The first 3 years of living in Vermont for me was about remaking my relationship to home. Amy and I moved here with the idea that it was a “forever move”, but I feel like I’ve only started the forever part recently. Moving back to Vermont wasn’t an option until my father passed away in 2012. It might feel brutal or cold to write or read, but there was no place here for me or Amy until he was gone. Since my early twenties, I had assumed that I eventually would return to the farm where I grew up in Vermont. For a while I thought I’d return to create an artist residency on the farm, but that vision changed about the time I met Amy. I knew I wasn’t a farmer. I hated the forced work of the farm as a child, the outdoor work, the haying, though I did love the animals. But I felt an intense draw to the piece of land where I grew up. I pictured myself there. To explain my sentiments to friends, I’d pose over-wrought questions like “I don’t have religion, I’m not sure I’ll have children, so what’s this life for?” The first part of the answer came in my twenties. For me, living made the most sense when I focused on relationships, with people, but also with place; making a commitment to a place and rooting down into it. Being on this piece of land in Vermont is the most positive way I can interface with the memory of my father and the love and spirit of my parents.

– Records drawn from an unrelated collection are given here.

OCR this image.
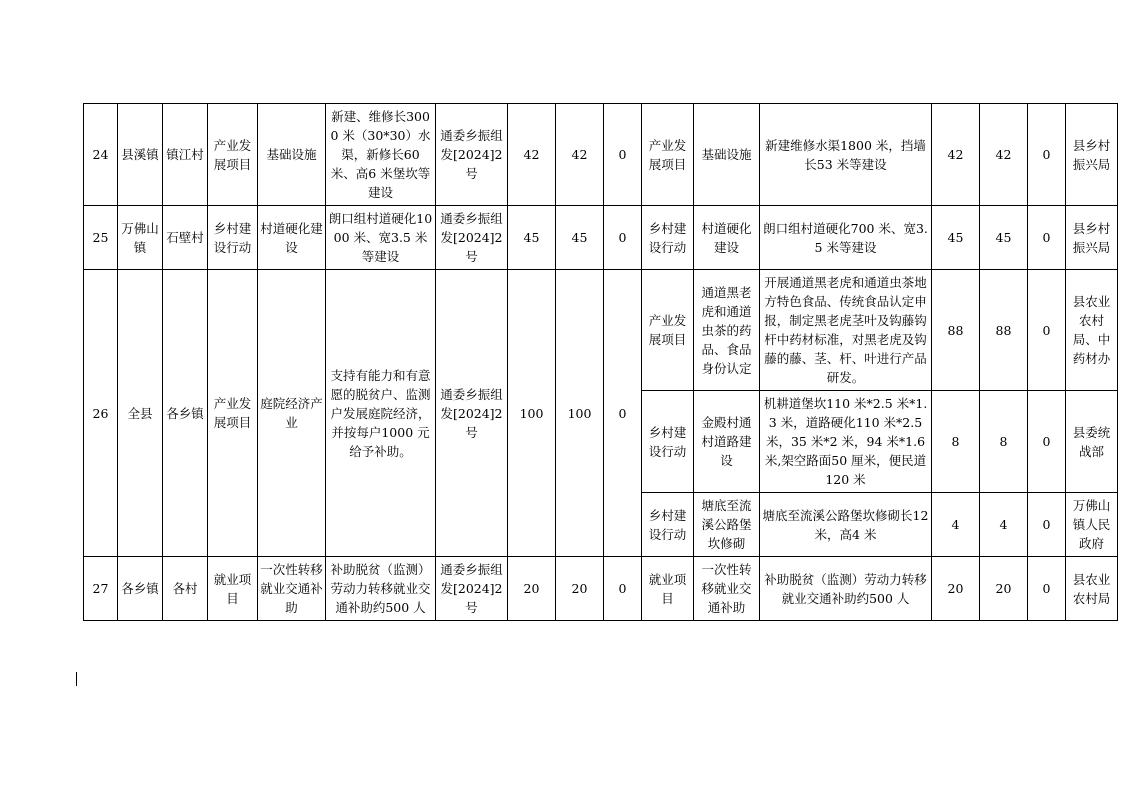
24	县溪镇	镇江村	产业发展项目	基础设施	新建、维修长3000 米（30*30）水渠，新修长60 米、高6 米堡坎等建设	通委乡振组发[2024]2 号	42	42	0	产业发展项目	基础设施	新建维修水渠1800 米，挡墙长53 米等建设	42	42	0	县乡村振兴局
25	万佛山镇	石壁村	乡村建设行动	村道硬化建设	朗口组村道硬化1000 米、宽3.5 米等建设	通委乡振组发[2024]2 号	45	45	0	乡村建设行动	村道硬化建设	朗口组村道硬化700 米、宽3.5 米等建设	45	45	0	县乡村振兴局
26	全县	各乡镇	产业发展项目	庭院经济产业	支持有能力和有意愿的脱贫户、监测户发展庭院经济，并按每户1000 元给予补助。	通委乡振组发[2024]2 号	100	100	0	产业发展项目	通道黑老虎和通道虫茶的药品、食品身份认定	开展通道黑老虎和通道虫茶地方特色食品、传统食品认定申报，制定黑老虎茎叶及钩藤钩杆中药材标准，对黑老虎及钩藤的藤、茎、杆、叶进行产品研发。	88	88	0	县农业农村局、中药材办
										乡村建设行动	金殿村通村道路建设	机耕道堡坎110 米*2.5 米*1.3 米，道路硬化110 米*2.5 米，35 米*2 米，94 米*1.6 米,架空路面50 厘米，便民道120 米	8	8	0	县委统战部
										乡村建设行动	塘底至流溪公路堡坎修砌	塘底至流溪公路堡坎修砌长12 米，高4 米	4	4	0	万佛山镇人民政府
27	各乡镇	各村	就业项目	一次性转移就业交通补助	补助脱贫（监测）劳动力转移就业交通补助约500 人	通委乡振组发[2024]2 号	20	20	0	就业项目	一次性转移就业交通补助	补助脱贫（监测）劳动力转移就业交通补助约500 人	20	20	0	县农业农村局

I approached working in restaurants and all the professional development I sought in my twenties and early thirties, through the lens that I was collecting the skills I needed to move back to Vermont and eventually take over stewardship of the family farm. When I met Amy she said was working on collecting the skills necessary to thrive anywhere; knowledge of building protective structures and finding/growing food. I didn’t have a firm picture (I still don’t) as to how we are going to keep this land in production after my mother is gone. But I know that combined, Amy and I have the skills and interests to take a whole approach to the land.
A couple months after my father’s passing, Amy and I began to articulate the idea of moving to Vermont together. We’d traveled back East first for my brother’s wedding and then several weeks later, my father’s memorial service. Amy liked it here. I felt whole, happy and free being here. I was excited to live near family. In Seattle, I couldn’t picture a long term vision. It’s difficult to work on the restaurant line for many years. At 26, I was an older line cook. The physical toll of the repetitive work didn’t look like a future. And rising through the kitchen ranks? I’d dreamed of working for myself since I was little, but by the time I found a kitchen comfortable (emotionally and physically) to cook in, I’d decided that my route to self-employment wasn’t the kitchen ladder, but starting an ancillary business.
I started V Smiley Preserves, a jam company that preserves and sweetens with honey instead of sugar in 2013 knowing that it was a business I could start and run while working full time as a restaurant cook and a business I could move across the country when we did go to Vermont. Further, it was a business that could really find its reason for existing upon moving to Vermont because the family farm would supply an increasing amount of the ingredients because there was fruit here and Amy was going to add more. And we have! Each year we plant more tree fruit and shrubs like Honeyberry, currants, gooseberries, jostaberries and in the field, we are focused on aromatics (herbs and flowers that I use in the preserves), pollinator friendly perennials, and loads and loads of tomatoes and rhubarb for jam.